陰寒之低頭,看着自己這隻新生的手臂,輕輕握拳。
咔嚓。
一聲脆響,不是骨頭斷裂,而是……某種桎梏,應聲而碎。
【境界:元嬰後期(99/100)】
【煉體:金濛前期(巔峯)】
【神通:縮地成寸(精通127/1000)】
【新領悟:九轉玄天·叩門符(入門0/100)】
【壽命:8123/8500】
數字在識海中無聲刷新。
他抬起頭,目光穿透混沌之門,望向那無盡虛無的更深處。
那裏,有他缺失的記憶碎片。
有他真正的出身之謎。
有玄天仙藤爲何會選中他。
更有……那場席捲諸天萬界的、早已開始的,真正的長生之戰。
“飛昇?”他嘴角微揚,露出一抹近乎殘酷的笑意,“不,本座要回的,從來不是靈界。”
他頓了頓,聲音輕得像一聲嘆息,卻清晰傳入萬里之內每一雙耳中:
“是回家。
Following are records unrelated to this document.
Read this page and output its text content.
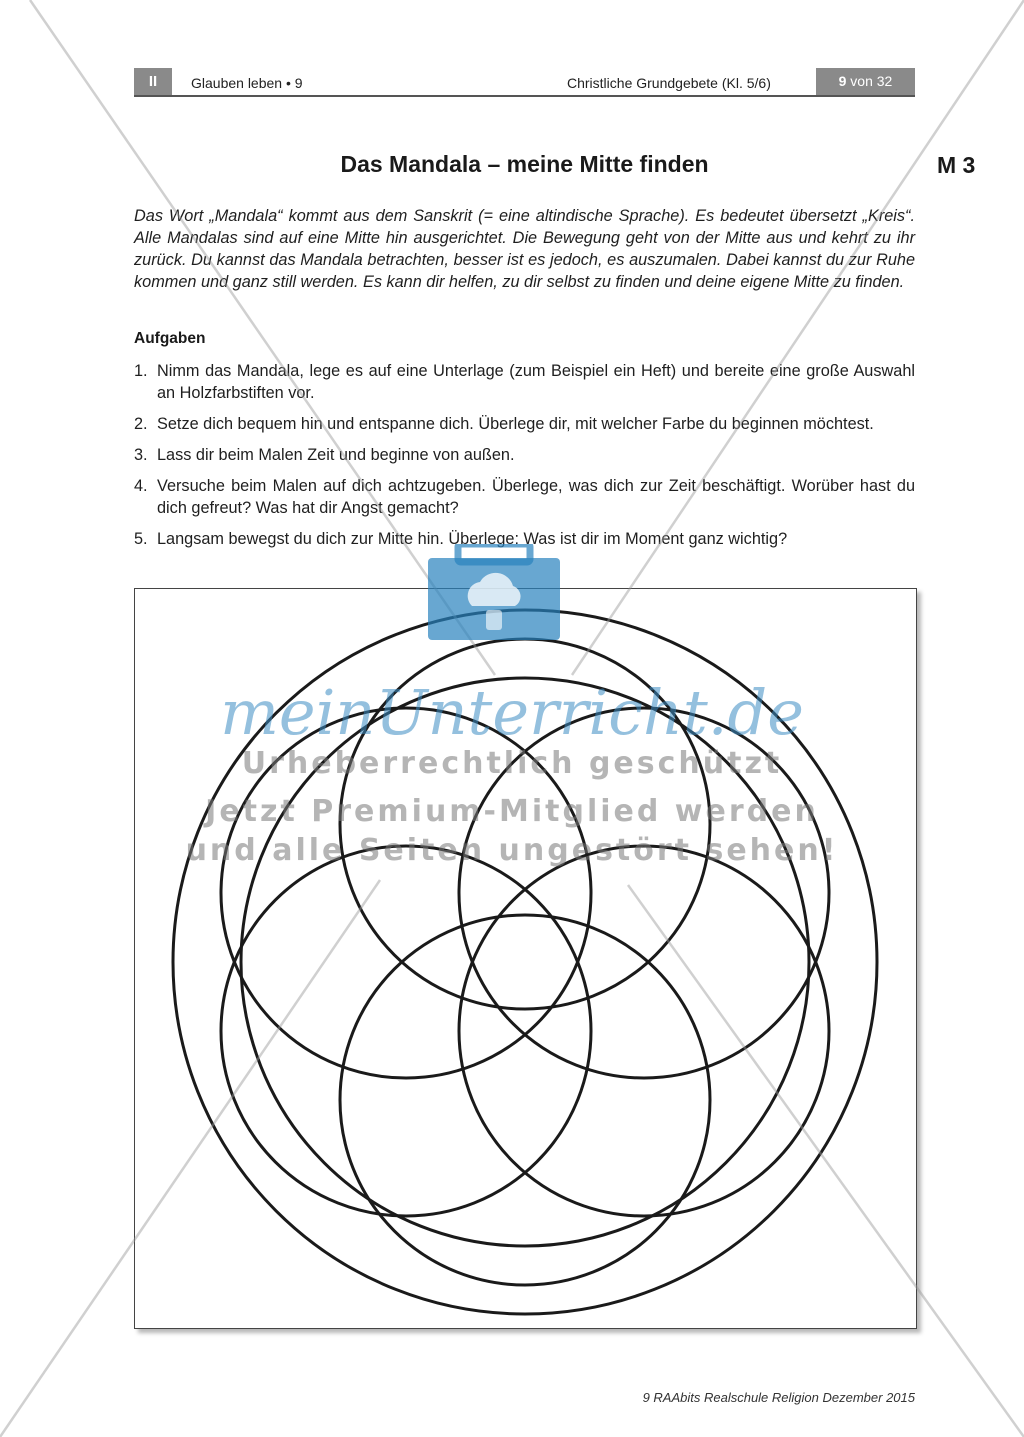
II	Glauben leben • 9	Christliche Grundgebete (Kl. 5/6)	9 von 32
Das Mandala – meine Mitte finden	M 3

Das Wort „Mandala“ kommt aus dem Sanskrit (= eine altindische Sprache). Es bedeutet übersetzt „Kreis“. Alle Mandalas sind auf eine Mitte hin ausgerichtet. Die Bewegung geht von der Mitte aus und kehrt zu ihr zurück. Du kannst das Mandala betrachten, besser ist es jedoch, es auszumalen. Dabei kannst du zur Ruhe kommen und ganz still werden. Es kann dir helfen, zu dir selbst zu finden und deine eigene Mitte zu finden.

Aufgaben
1. Nimm das Mandala, lege es auf eine Unterlage (zum Beispiel ein Heft) und bereite eine große Auswahl an Holzfarbstiften vor.
2. Setze dich bequem hin und entspanne dich. Überlege dir, mit welcher Farbe du beginnen möchtest.
3. Lass dir beim Malen Zeit und beginne von außen.
4. Versuche beim Malen auf dich achtzugeben. Überlege, was dich zur Zeit beschäftigt. Worüber hast du dich gefreut? Was hat dir Angst gemacht?
5. Langsam bewegst du dich zur Mitte hin. Überlege: Was ist dir im Moment ganz wichtig?
9 RAAbits Realschule Religion Dezember 2015
meinUnterricht.de
Urheberrechtlich geschützt
Jetzt Premium-Mitglied werden
und alle Seiten ungestört sehen!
”
話音落下,他一步踏出。
不是走向混沌之門。
而是……轉身,朝着風暴山脈之外,人界的方向。
赤發飛揚,琉璃手臂在殘陽下折射出九色冷光,枯骨刀白焰吞吐,如一條擇人而噬的毒龍。
他身後,那扇由否定構成的混沌之門,緩緩合攏。
門扉閉合前的最後一瞬,門內混沌深處,似乎有一雙漠然的眼眸,隔着無盡時空,與他遙遙對視。
陰寒之腳步未停。
他知道,那雙眼睛,終將再次睜開。
而那時,他不會再是叩門者。
他是——持鑰人。
風,重新吹起。
捲起漫天雪塵,遮蔽了來路。
也遮蔽了,那個剛剛親手撕開天地一角的,赤發少年的身影。